En sus análisis recientes, Heather Cox explica una transformación del orden internacional construido tras la Segunda Guerra Mundial. La crisis en torno a Groenlandia, el conflicto persistente en Ucrania, las tensiones en Medio Oriente con Irán y la reacción activa de líderes de Canadá, Francia y Estados Unidos reflejan un escenario donde las reglas multilaterales pierden capacidad de contención frente a lógicas de poder más directas.
Desde 1945, la arquitectura internacional basada en normas, instituciones y alianzas, particularmente las Naciones Unidas y la Otan, buscó limitar la expansión territorial por la fuerza y promover la cooperación como mecanismo de estabilidad. Sin embargo, la invasión rusa de Ucrania evidenció los límites prácticos de ese sistema frente a potencias dispuestas a desafiarlo abiertamente.
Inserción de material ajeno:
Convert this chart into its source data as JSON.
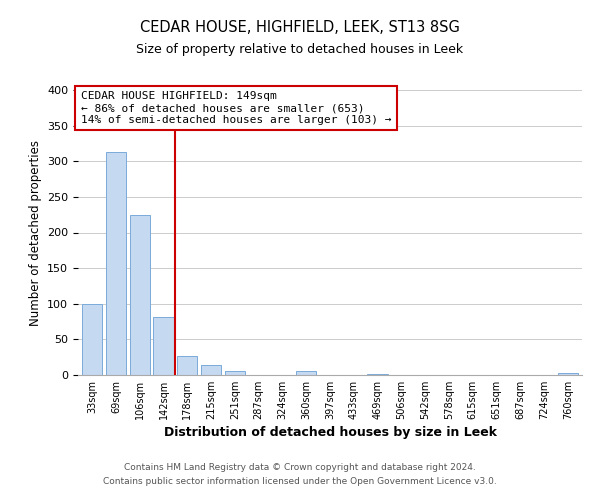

La guerra no solo ha reconfigurado el equilibrio de seguridad en Europa oriental, sino que ha reactivado una lógica de bloques donde la disuasión militar vuelve a ocupar un lugar central.
En paralelo, las tensiones con Irán, tanto por su programa nuclear como por su influencia regional, muestran cómo los conflictos ya no se canalizan exclusivamente por vías diplomáticas multilaterales, sino mediante presiones económicas, alianzas ad hoc y demostraciones de fuerza. Este contexto refuerza una percepción de transición hacia un sistema más fragmentado, con múltiples centros de poder compitiendo por influencia estratégica. Colombia y Latinoamérica son del eje de influencia norteamericano. La reunión de Petro con Trump no fue otra cosa que avanzar en ese alineamiento.
El caso de Groenlandia, por su parte, resulta especialmente simbólico. La pretensión de control sobre un territorio soberano de un aliado histórico rompe con décadas de consenso sobre integridad territorial. Frente a este giro, la intervención de líderes como los de Canadá y Francia, defendiendo el multilateralismo, la legalidad internacional y el respeto por la soberanía, debe interpretarse como un intento por preservar el orden basado en reglas.
En este contexto, el cambio global de poder no solo se mide en capacidades militares o económicas, sino también en la legitimidad de las reglas que organizan la convivencia internacional. La tensión actual parece marcar el paso de un orden relativamente cooperativo hacia uno más competitivo, donde las alianzas se redefinen y la estabilidad resulta cada vez más contingente. El nuevo gobierno de Colombia debe realinear su política exterior en esta nueva realidad global.
Tanto en Estados Unidos como en Colombia, la democracia es una institución activa y los cambios internos redibujarán también la política mundial. Como todas las sociedades, se vive de la confianza en sus instituciones. El mejor ejemplo son las reacciones del mercado a la elección del nuevo director de la FED. Ante el temor de la designación de un títere abusivo, se debilitó el dólar y se dispararon el oro y los demás activos de reserva. Disipado el temor, vinieron las correcciones en las cotizaciones. Colombia tiene que reconstruir la confianza del mundo en sus instituciones, más allá de la coyuntura de la reunión presidencial en la Casa Blanca.